Ainda aos 12 anos, conheceu a maconha com os “amigos”. Passou à cocaína e já, com 25 anos, entrou ao mundo do crack. Foi aí que a vida desmoronou. Em 2015 decidiu ir para a capital, Curitiba. Lá se aventurou no submundo das ruas. Andou com quem não prestava. Se afundou nas drogas. Dormia em qualquer lugar. Perdeu o amor próprio. Estava, literalmente, jogado na sarjeta. Definitivamente, não procurava as saídas para sua tragédia pessoal. 

Em 2017, lembra que comprou sua última “pedra”. Ele então a dividiu com um companheiro de rua. Mas ao invés de usar a sua metade, decidiu comê-la. “Naquele momento pensei comigo no que estava fazendo com minha vida. Acho que foi uma benção divina. Engoli a droga e nunca mais usei”, disse. Para ele, a mãe, fiel a Deus, sempre orou para que deixasse àquela vida. “Acredito que as orações de minha mãe me abençoaram”, disse. A mãe morreu em 2018, vítima de meningite. 

De volta a Campo Mourão em 2018, buscou um lugar ao sol. Sem sucesso. Passou a morar nas ruas. Ganhava comida e se virava sob as marquises do centro. No frio ou no calor. Com ou sem chuva. Foi então que decidiu iniciar a pintura em tela. Ganhou o material e se dedicou a traçar suas linhas. A arte era feita no calçadão. Muita gente parava pra ver. Mas a tinta e as telas acabaram. Sem grana, teve que parar. O que pintou continua guardado num dos quartos da pensão em que dorme. Sérgio acredita ter o dom da arte. Mas pede ajuda para continuar. 

Sérgio hoje passa as manhãs e tardes no centro da cidade. “Chico”, um cão vira latas é o seu companheiro. Ele estende o corpo sob a marquise do Bradesco. Encosta a bengala na parede. Liga a pequena caixa de som. E lá fica a pedir ajuda de quem passa. Ele é bastante informado. Fala sobre diversos assuntos. E está interagindo em várias redes sociais com o seu celular destruído. Dias desses postou no Facebook que faziam três anos que estava sem o crack. Uma vitória pessoal. Digna de comemoração. Mas acabou festejando sozinho. Com a própria solidão.   
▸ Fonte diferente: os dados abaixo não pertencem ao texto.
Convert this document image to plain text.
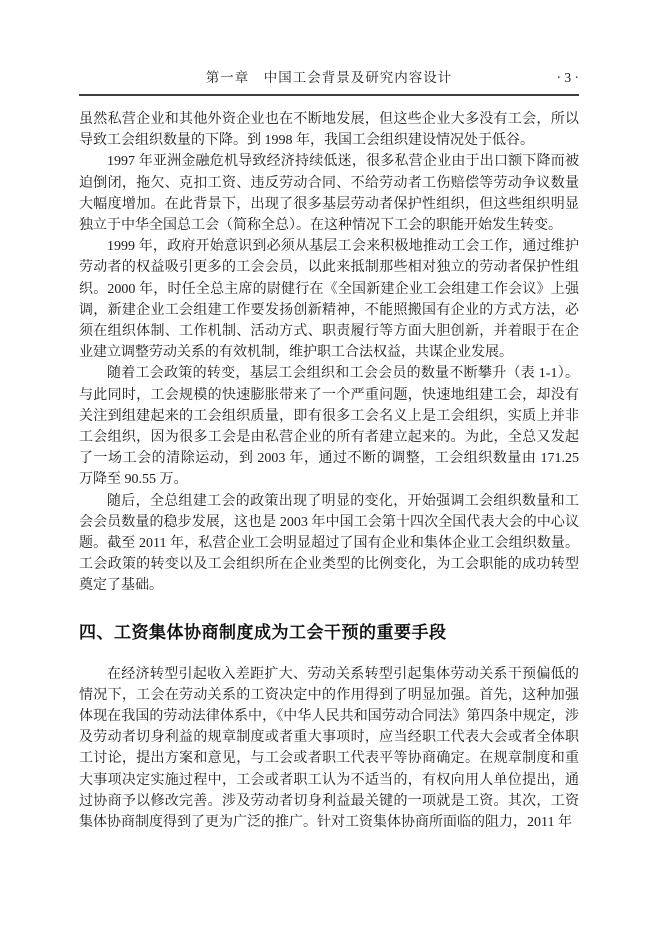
第一章　中国工会背景及研究内容设计	· 3 ·

虽然私营企业和其他外资企业也在不断地发展，但这些企业大多没有工会，所以导致工会组织数量的下降。到 1998 年，我国工会组织建设情况处于低谷。

1997 年亚洲金融危机导致经济持续低迷，很多私营企业由于出口额下降而被迫倒闭，拖欠、克扣工资、违反劳动合同、不给劳动者工伤赔偿等劳动争议数量大幅度增加。在此背景下，出现了很多基层劳动者保护性组织，但这些组织明显独立于中华全国总工会（简称全总）。在这种情况下工会的职能开始发生转变。

1999 年，政府开始意识到必须从基层工会来积极地推动工会工作，通过维护劳动者的权益吸引更多的工会会员，以此来抵制那些相对独立的劳动者保护性组织。2000 年，时任全总主席的尉健行在《全国新建企业工会组建工作会议》上强调，新建企业工会组建工作要发扬创新精神，不能照搬国有企业的方式方法，必须在组织体制、工作机制、活动方式、职责履行等方面大胆创新，并着眼于在企业建立调整劳动关系的有效机制，维护职工合法权益，共谋企业发展。

随着工会政策的转变，基层工会组织和工会会员的数量不断攀升（表 1-1）。与此同时，工会规模的快速膨胀带来了一个严重问题，快速地组建工会，却没有关注到组建起来的工会组织质量，即有很多工会名义上是工会组织，实质上并非工会组织，因为很多工会是由私营企业的所有者建立起来的。为此，全总又发起了一场工会的清除运动，到 2003 年，通过不断的调整，工会组织数量由 171.25 万降至 90.55 万。

随后，全总组建工会的政策出现了明显的变化，开始强调工会组织数量和工会会员数量的稳步发展，这也是 2003 年中国工会第十四次全国代表大会的中心议题。截至 2011 年，私营企业工会明显超过了国有企业和集体企业工会组织数量。工会政策的转变以及工会组织所在企业类型的比例变化，为工会职能的成功转型奠定了基础。

四、工资集体协商制度成为工会干预的重要手段

在经济转型引起收入差距扩大、劳动关系转型引起集体劳动关系干预偏低的情况下，工会在劳动关系的工资决定中的作用得到了明显加强。首先，这种加强体现在我国的劳动法律体系中，《中华人民共和国劳动合同法》第四条中规定，涉及劳动者切身利益的规章制度或者重大事项时，应当经职工代表大会或者全体职工讨论，提出方案和意见，与工会或者职工代表平等协商确定。在规章制度和重大事项决定实施过程中，工会或者职工认为不适当的，有权向用人单位提出，通过协商予以修改完善。涉及劳动者切身利益最关键的一项就是工资。其次，工资集体协商制度得到了更为广泛的推广。针对工资集体协商所面临的阻力，2011 年
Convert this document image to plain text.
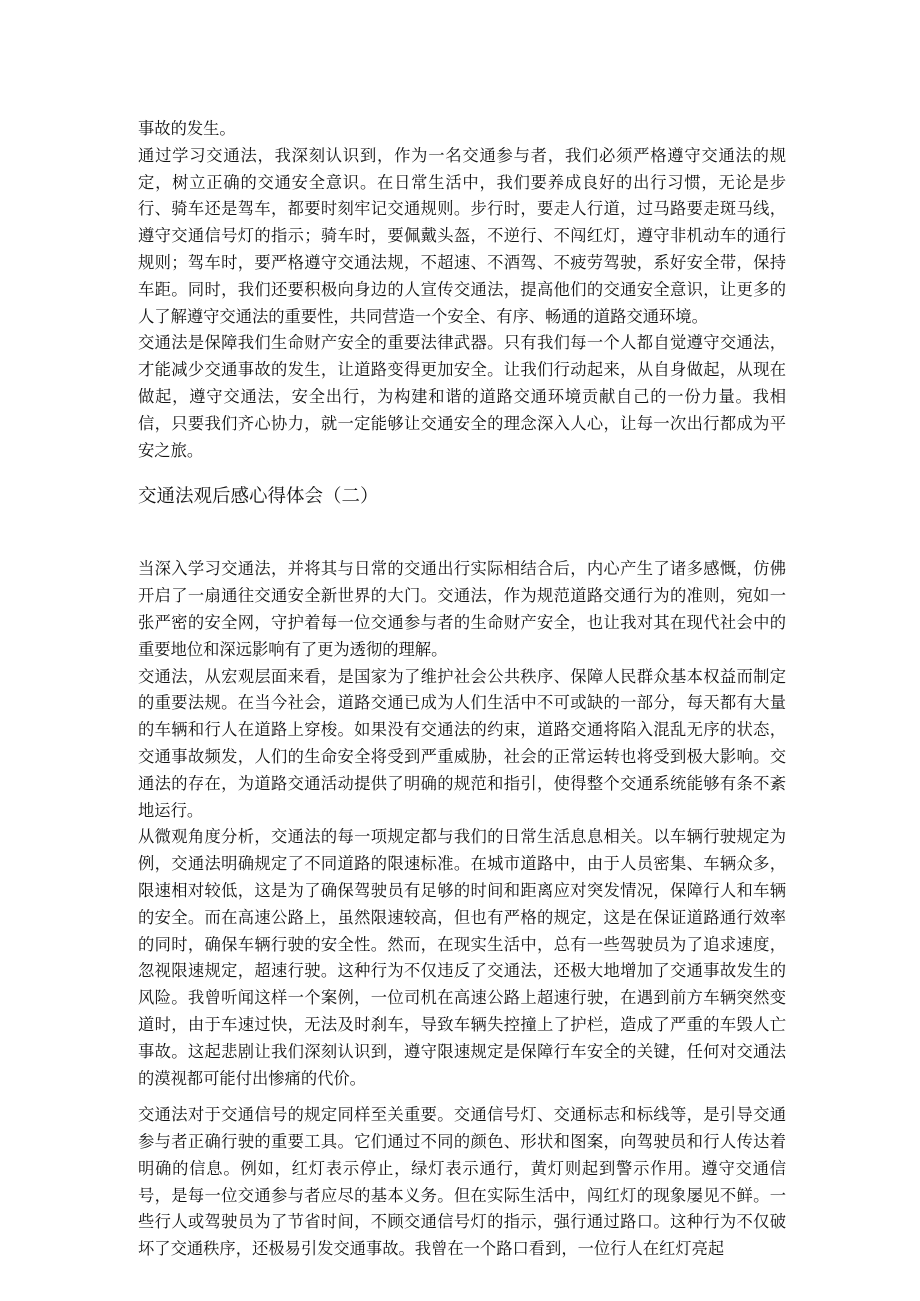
事故的发生。

通过学习交通法，我深刻认识到，作为一名交通参与者，我们必须严格遵守交通法的规定，树立正确的交通安全意识。在日常生活中，我们要养成良好的出行习惯，无论是步行、骑车还是驾车，都要时刻牢记交通规则。步行时，要走人行道，过马路要走斑马线，遵守交通信号灯的指示；骑车时，要佩戴头盔，不逆行、不闯红灯，遵守非机动车的通行规则；驾车时，要严格遵守交通法规，不超速、不酒驾、不疲劳驾驶，系好安全带，保持车距。同时，我们还要积极向身边的人宣传交通法，提高他们的交通安全意识，让更多的人了解遵守交通法的重要性，共同营造一个安全、有序、畅通的道路交通环境。

交通法是保障我们生命财产安全的重要法律武器。只有我们每一个人都自觉遵守交通法，才能减少交通事故的发生，让道路变得更加安全。让我们行动起来，从自身做起，从现在做起，遵守交通法，安全出行，为构建和谐的道路交通环境贡献自己的一份力量。我相信，只要我们齐心协力，就一定能够让交通安全的理念深入人心，让每一次出行都成为平安之旅。

交通法观后感心得体会（二）

当深入学习交通法，并将其与日常的交通出行实际相结合后，内心产生了诸多感慨，仿佛开启了一扇通往交通安全新世界的大门。交通法，作为规范道路交通行为的准则，宛如一张严密的安全网，守护着每一位交通参与者的生命财产安全，也让我对其在现代社会中的重要地位和深远影响有了更为透彻的理解。

交通法，从宏观层面来看，是国家为了维护社会公共秩序、保障人民群众基本权益而制定的重要法规。在当今社会，道路交通已成为人们生活中不可或缺的一部分，每天都有大量的车辆和行人在道路上穿梭。如果没有交通法的约束，道路交通将陷入混乱无序的状态，交通事故频发，人们的生命安全将受到严重威胁，社会的正常运转也将受到极大影响。交通法的存在，为道路交通活动提供了明确的规范和指引，使得整个交通系统能够有条不紊地运行。

从微观角度分析，交通法的每一项规定都与我们的日常生活息息相关。以车辆行驶规定为例，交通法明确规定了不同道路的限速标准。在城市道路中，由于人员密集、车辆众多，限速相对较低，这是为了确保驾驶员有足够的时间和距离应对突发情况，保障行人和车辆的安全。而在高速公路上，虽然限速较高，但也有严格的规定，这是在保证道路通行效率的同时，确保车辆行驶的安全性。然而，在现实生活中，总有一些驾驶员为了追求速度，忽视限速规定，超速行驶。这种行为不仅违反了交通法，还极大地增加了交通事故发生的风险。我曾听闻这样一个案例，一位司机在高速公路上超速行驶，在遇到前方车辆突然变道时，由于车速过快，无法及时刹车，导致车辆失控撞上了护栏，造成了严重的车毁人亡事故。这起悲剧让我们深刻认识到，遵守限速规定是保障行车安全的关键，任何对交通法的漠视都可能付出惨痛的代价。

交通法对于交通信号的规定同样至关重要。交通信号灯、交通标志和标线等，是引导交通参与者正确行驶的重要工具。它们通过不同的颜色、形状和图案，向驾驶员和行人传达着明确的信息。例如，红灯表示停止，绿灯表示通行，黄灯则起到警示作用。遵守交通信号，是每一位交通参与者应尽的基本义务。但在实际生活中，闯红灯的现象屡见不鲜。一些行人或驾驶员为了节省时间，不顾交通信号灯的指示，强行通过路口。这种行为不仅破坏了交通秩序，还极易引发交通事故。我曾在一个路口看到，一位行人在红灯亮起
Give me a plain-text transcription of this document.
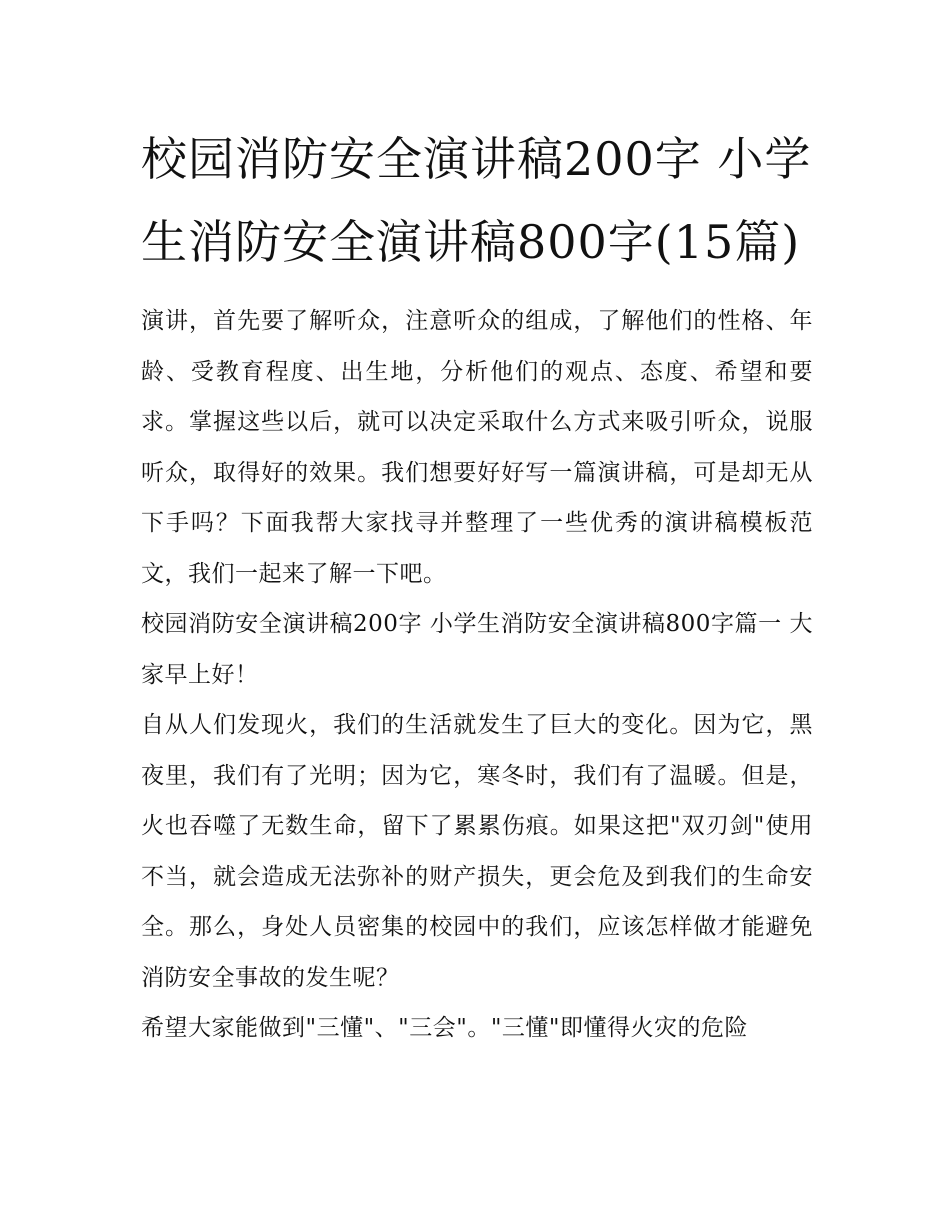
校园消防安全演讲稿200字 小学生消防安全演讲稿800字(15篇)

演讲，首先要了解听众，注意听众的组成，了解他们的性格、年龄、受教育程度、出生地，分析他们的观点、态度、希望和要求。掌握这些以后，就可以决定采取什么方式来吸引听众，说服听众，取得好的效果。我们想要好好写一篇演讲稿，可是却无从下手吗？下面我帮大家找寻并整理了一些优秀的演讲稿模板范文，我们一起来了解一下吧。

校园消防安全演讲稿200字 小学生消防安全演讲稿800字篇一 大家早上好！

自从人们发现火，我们的生活就发生了巨大的变化。因为它，黑夜里，我们有了光明；因为它，寒冬时，我们有了温暖。但是，火也吞噬了无数生命，留下了累累伤痕。如果这把"双刃剑"使用不当，就会造成无法弥补的财产损失，更会危及到我们的生命安全。那么，身处人员密集的校园中的我们，应该怎样做才能避免消防安全事故的发生呢？

希望大家能做到"三懂"、"三会"。"三懂"即懂得火灾的危险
Mesmo com uma vida estagnada pelo antigo vício, Sérgio é um vencedor. Deixou o inferno. E tenta agora caminhar de modo correto. Se arrependeu dos erros. Ainda está nas calçadas. É o que tem pra hoje. Mas diante de um mundo agora modificado, a esperança sobrevive. Enquanto isso, vive a serenidade de sua própria solidão.